Quelques éléments de l'armée tchadienne sur le bord du Lac Tchad - Photo d'illustration Quelques éléments de l’armée tchadienne sur le bord du Lac Tchad – Photo d’illustration 

Le climat politique au Tchad suscite une vive inquiétude au sein de la hiérarchie catholique. Dans un communiqué diffusé le mardi 6 mai, les responsables de l’Église locale ont tiré la sonnette d’alarme concernant la détérioration rapide de la stabilité nationale. Pour ces prélats, la mise en place d’un processus de discussion honnête et ouvert à tous représente l’unique solution pour débloquer la situation actuelle et favoriser la réconciliation.
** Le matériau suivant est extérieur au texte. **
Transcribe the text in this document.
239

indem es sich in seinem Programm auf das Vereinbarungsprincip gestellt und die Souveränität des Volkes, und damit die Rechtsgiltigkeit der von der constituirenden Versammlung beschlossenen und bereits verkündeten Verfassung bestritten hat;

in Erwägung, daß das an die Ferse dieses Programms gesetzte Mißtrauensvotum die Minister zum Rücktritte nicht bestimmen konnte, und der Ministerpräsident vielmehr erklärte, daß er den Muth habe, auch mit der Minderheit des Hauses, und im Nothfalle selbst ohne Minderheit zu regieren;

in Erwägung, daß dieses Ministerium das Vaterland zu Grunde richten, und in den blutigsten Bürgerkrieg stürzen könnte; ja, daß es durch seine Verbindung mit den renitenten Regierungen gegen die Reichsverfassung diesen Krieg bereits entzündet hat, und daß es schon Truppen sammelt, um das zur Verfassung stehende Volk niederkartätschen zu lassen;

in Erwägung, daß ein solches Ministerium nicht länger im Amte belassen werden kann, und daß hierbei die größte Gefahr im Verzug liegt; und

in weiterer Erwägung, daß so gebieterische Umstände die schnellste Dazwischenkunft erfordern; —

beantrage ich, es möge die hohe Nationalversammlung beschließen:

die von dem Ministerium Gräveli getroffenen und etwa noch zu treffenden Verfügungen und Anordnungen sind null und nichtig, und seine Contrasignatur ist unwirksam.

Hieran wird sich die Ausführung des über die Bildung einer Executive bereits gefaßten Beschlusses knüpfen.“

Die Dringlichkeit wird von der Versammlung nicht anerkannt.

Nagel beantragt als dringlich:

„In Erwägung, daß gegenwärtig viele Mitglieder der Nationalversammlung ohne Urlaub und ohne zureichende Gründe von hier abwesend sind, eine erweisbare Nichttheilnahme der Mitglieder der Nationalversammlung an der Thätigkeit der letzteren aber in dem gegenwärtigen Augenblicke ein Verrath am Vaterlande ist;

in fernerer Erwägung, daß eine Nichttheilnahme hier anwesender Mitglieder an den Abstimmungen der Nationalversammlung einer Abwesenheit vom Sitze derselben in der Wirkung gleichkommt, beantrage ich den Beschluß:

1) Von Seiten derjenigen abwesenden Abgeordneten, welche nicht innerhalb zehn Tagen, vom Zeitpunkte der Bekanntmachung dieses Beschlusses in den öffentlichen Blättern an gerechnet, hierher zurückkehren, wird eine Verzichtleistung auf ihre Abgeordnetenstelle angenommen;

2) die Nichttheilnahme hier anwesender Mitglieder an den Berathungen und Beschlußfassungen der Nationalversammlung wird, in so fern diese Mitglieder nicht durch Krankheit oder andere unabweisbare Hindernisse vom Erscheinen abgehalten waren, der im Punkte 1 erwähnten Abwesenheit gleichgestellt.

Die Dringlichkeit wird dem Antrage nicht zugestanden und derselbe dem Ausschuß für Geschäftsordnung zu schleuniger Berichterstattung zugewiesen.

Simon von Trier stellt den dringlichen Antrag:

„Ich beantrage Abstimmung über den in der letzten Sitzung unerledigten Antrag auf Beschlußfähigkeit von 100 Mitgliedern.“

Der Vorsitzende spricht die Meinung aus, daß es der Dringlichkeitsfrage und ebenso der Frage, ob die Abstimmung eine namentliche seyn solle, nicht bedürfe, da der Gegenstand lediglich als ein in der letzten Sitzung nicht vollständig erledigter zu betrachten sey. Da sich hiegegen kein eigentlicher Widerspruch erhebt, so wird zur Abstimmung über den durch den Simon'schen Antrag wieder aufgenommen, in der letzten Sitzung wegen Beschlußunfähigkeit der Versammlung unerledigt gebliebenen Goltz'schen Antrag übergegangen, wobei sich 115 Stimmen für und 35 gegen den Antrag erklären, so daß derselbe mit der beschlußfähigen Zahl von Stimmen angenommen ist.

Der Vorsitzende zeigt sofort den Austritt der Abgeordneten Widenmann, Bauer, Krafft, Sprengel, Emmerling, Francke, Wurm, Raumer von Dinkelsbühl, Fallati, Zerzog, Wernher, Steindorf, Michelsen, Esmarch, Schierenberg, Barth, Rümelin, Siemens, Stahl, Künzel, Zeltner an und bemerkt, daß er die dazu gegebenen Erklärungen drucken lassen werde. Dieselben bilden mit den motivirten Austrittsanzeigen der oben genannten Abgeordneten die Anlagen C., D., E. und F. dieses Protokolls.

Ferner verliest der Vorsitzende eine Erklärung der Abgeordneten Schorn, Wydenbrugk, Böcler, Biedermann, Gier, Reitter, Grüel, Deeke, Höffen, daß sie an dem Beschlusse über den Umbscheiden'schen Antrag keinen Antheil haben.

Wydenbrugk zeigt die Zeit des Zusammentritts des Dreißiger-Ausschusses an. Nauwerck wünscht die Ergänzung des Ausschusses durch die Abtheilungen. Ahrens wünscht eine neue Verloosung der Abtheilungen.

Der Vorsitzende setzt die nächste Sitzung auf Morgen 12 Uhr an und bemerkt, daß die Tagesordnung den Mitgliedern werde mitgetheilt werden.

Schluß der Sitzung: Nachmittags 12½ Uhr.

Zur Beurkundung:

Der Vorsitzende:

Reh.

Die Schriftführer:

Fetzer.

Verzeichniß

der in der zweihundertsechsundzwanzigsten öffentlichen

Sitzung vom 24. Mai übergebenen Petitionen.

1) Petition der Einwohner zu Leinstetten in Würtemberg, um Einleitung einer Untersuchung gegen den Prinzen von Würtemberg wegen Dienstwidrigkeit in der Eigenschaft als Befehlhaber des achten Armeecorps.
Des violences meurtrières qui endeuillent la nation

Cette prise de parole fait suite à une série d’affrontements sanglants. Le 5 mai dernier, une offensive contre la garnison de Barka Toulorom, située dans la zone du lac Tchad, a coûté la vie à au moins 23 personnes selon les sources gouvernementales. Ce drame s’ajoute aux heurts intercommunautaires survenus fin avril dans l’est du pays, notamment à Dar Tama (Wadi Fira) et dans le Guera, où 42 victimes ont été dénombrées. Tout comme pour la presse libre Burkina qui traite de sujets de sécurité régionale, ces événements soulignent l’urgence d’une action pacifiée au Sahel.

Les évêques ont fermement dénoncé ces actes de barbarie, rappelant le caractère sacré de l’existence humaine. Ils insistent sur le fait que la force ne peut constituer une réponse aux désaccords, car elle ne fait qu’accentuer les fractures sociales et les tensions au sein de la population.

Défense des libertés et du pluralisme au Tchad

Outre les conflits armés, les autorités religieuses s’alarment de la répression politique, marquée par l’interpellation de plusieurs opposants et de voix dissidentes. Ces mesures, jugées contraires aux principes démocratiques et aux droits humains, nuisent gravement à la cohésion nationale. Dans un contexte où l’actualité burkinabè et les réseaux d’information Burkina Faso s’intéressent de près aux dynamiques de transition en Afrique, le respect du pluralisme religieux et politique apparaît comme un pilier indispensable de l’État de droit.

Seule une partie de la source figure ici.